THE BOXER
(presented by Terrence Rafferty and Terry George)

Screening Time: Sunday, May 5, 3:30 PM, Charles Theatre 1

Director: Jim Sheridan

Cast: Daniel Day-Lewis, Emily Watson

Country: U.S. and Ireland
Year: 1997
Running Time: 113 min
Format: 35mm

Starring in Irish director Jim Sheridan's The Boxer as Danny Flynn, an IRA soldier who returns to his Belfast neighborhood after 14 years in prison, Daniel Day-Lewis gives one of his finest performances to date. Danny has come to believe that the years he spent with the IRA were a tragic waste, killing friends and ruining his career as a boxer. When he comes out of prison, he's determined to pick up where he left off, refusing to be caught in the old grudges. And he takes up wooing the woman he left behind, Maggie (Emily Watson), though the IRA man she married when Danny went away is himself in prison and Danny risks running afoul of the IRA's strict taboo against any man having an affair with a a prisoner's wife.

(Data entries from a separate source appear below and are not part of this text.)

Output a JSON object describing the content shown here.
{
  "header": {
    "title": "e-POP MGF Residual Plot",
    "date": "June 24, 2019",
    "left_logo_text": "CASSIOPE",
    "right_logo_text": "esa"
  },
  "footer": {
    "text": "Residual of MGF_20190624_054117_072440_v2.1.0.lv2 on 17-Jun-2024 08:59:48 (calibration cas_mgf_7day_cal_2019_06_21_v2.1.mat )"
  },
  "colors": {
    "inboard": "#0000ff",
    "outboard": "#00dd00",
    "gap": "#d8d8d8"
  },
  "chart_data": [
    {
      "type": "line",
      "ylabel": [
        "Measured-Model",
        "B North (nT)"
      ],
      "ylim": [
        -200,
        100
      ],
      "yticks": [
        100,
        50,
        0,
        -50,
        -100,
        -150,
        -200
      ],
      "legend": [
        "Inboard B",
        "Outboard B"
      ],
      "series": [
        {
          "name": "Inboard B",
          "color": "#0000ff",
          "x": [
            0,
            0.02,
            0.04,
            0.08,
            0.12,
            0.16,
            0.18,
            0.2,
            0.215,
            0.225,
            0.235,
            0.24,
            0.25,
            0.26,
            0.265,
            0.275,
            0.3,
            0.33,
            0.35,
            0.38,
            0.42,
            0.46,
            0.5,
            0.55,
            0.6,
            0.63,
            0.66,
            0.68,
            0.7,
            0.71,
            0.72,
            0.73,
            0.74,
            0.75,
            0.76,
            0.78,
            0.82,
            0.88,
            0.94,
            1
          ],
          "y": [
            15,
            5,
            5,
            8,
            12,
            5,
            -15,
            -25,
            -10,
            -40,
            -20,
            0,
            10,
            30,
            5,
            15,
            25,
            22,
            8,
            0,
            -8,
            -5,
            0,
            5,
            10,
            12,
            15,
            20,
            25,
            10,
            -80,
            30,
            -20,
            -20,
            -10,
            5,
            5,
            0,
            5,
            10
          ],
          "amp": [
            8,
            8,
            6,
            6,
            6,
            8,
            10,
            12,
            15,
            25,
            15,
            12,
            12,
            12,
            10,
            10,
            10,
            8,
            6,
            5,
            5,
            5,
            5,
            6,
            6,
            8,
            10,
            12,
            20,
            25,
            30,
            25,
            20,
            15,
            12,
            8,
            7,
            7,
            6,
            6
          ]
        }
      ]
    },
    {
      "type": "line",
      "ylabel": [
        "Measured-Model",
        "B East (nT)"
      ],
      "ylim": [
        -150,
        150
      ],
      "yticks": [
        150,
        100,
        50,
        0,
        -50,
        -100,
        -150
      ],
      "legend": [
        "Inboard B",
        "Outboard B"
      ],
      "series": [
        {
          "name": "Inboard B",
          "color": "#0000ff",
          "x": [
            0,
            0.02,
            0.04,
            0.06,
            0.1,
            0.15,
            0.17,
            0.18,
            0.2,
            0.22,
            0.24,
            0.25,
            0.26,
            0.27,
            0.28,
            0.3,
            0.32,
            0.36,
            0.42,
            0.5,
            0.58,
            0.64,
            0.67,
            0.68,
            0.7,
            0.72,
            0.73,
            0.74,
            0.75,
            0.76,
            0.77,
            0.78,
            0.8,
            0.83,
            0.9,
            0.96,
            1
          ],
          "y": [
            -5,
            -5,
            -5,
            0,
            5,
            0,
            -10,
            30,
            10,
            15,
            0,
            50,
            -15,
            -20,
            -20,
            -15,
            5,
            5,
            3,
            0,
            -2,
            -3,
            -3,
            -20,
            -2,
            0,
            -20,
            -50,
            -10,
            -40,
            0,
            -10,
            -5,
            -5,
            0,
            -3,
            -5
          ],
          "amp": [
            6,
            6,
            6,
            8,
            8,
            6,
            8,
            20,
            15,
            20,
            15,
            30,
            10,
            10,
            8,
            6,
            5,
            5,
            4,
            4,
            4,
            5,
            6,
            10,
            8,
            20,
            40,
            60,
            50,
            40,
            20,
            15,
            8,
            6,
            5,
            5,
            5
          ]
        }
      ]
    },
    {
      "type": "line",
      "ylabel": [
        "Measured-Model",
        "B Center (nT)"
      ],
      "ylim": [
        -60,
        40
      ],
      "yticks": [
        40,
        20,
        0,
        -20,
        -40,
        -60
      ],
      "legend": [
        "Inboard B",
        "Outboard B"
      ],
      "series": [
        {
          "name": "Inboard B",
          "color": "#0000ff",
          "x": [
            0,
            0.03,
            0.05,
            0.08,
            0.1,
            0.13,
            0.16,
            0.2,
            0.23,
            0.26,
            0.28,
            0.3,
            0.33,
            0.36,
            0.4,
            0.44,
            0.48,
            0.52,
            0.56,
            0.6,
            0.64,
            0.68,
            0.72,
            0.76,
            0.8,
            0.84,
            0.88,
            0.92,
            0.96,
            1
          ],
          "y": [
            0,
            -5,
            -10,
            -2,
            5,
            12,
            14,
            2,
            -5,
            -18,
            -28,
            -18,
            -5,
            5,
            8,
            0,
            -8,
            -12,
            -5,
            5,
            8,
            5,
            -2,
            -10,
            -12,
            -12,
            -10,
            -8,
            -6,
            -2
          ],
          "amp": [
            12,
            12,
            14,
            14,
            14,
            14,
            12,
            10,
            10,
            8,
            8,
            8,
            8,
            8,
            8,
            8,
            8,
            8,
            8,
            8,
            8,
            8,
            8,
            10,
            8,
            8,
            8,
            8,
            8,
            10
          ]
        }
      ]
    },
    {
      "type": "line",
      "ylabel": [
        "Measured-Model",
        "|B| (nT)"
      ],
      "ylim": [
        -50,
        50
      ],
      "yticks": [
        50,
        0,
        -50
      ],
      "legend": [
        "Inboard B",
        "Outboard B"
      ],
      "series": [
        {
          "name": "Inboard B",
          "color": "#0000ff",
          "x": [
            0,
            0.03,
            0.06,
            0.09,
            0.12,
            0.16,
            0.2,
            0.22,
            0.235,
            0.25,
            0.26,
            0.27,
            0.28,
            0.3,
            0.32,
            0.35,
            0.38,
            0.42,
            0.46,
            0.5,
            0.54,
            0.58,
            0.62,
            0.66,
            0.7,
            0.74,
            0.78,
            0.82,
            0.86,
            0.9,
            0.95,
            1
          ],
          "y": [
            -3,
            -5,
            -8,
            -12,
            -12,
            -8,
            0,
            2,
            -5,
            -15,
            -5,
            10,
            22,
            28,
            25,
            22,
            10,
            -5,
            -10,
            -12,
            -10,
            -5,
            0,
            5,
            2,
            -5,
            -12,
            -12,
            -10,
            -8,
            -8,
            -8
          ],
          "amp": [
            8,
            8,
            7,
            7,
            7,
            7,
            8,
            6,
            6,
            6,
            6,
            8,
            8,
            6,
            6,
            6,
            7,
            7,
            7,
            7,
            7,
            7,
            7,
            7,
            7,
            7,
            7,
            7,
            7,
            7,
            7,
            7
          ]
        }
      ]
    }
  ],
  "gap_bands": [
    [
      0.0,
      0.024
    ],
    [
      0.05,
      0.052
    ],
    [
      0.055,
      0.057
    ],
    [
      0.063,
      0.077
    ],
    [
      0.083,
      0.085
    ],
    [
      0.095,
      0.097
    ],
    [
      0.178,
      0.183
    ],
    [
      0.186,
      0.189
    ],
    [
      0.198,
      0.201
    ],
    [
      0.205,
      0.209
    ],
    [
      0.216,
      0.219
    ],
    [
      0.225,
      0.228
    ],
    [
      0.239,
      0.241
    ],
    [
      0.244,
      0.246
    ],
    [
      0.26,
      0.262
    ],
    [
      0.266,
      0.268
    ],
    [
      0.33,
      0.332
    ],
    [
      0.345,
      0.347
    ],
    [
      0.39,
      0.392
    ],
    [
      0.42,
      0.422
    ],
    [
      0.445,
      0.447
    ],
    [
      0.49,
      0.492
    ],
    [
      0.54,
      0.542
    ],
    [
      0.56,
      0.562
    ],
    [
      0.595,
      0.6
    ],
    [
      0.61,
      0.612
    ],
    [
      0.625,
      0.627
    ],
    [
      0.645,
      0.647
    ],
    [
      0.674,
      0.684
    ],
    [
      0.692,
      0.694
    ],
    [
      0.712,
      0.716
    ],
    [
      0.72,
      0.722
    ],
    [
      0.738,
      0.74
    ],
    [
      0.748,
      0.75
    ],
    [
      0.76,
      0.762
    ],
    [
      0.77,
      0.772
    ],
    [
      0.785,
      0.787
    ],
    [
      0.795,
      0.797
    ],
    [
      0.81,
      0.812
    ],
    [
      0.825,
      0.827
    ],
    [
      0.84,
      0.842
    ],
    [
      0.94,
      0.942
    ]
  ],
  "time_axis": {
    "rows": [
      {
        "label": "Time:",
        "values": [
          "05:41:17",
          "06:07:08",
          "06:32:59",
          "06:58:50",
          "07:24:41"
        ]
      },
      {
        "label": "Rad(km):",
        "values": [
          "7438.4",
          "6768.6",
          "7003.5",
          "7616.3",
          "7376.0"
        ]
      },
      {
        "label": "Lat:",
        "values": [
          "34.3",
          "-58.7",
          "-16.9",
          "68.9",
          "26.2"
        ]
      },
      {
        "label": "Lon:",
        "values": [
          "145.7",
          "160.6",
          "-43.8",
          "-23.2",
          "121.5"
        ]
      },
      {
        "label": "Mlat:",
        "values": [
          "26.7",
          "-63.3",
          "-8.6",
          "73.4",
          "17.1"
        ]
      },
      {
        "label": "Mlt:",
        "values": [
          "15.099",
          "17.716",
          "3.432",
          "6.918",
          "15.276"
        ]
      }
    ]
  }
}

Sheridan (My Left Foot and In the Name of the Father) so skillfully weaves the feeling of life in a war zone into the film that every detail speaks of despair. Yet, it's the love story between Danny and Maggie that engages the most. Watson and Day-Lewis achieve an erotic yearning that harks back to the scenes between Brano and Eva Marie Saint in On the Waterfront.

In this film that treats love, hatred, and the possibility of redemption, Sheridan shows that he is one of the few consistently political filmmakers who never loses sight of the essential humanity of his characters' struggles.

--Steve Yeager

Biography

Terrence Rafferty has been the critic-at-large at GQ since 1997. Before that, he was a staff writer at The New Yorker for 10 years, contributing reviews and essays on movies and books. His work has also appeared in Sight and Sound, The Atlantic, the Village Voice, The Nation, Film Quarterly, Film Comment, Vogue, the Boston Phoenix, the Threepenny Review, Newsday, and the New York Times. Born in Brooklyn, New York, Rafferty received a B.A. in Modern Literature and Philosophy and M.A. in Comparative Literature from Cornell University. He was awarded a John Simon Guggenheim Memorial Fellowship for film criticism in 1987, and a collection of his writings on film, The Thing Happens, was published by Grove Press in 1993.

Co-writer Terry George was born in Northern Ireland and was jailed there as a suspected republican. He later wrote about those experiences in his first collaboration with Jim Sheridan, the play The Tunnel. George received an Oscar nomination (shared with Sheridan) for Best Adapted Screenplay for In the Name of the Father. George made his directorial debut with Some Mother's Son and currently serves as executive producer, director, and writer for the television show, The District.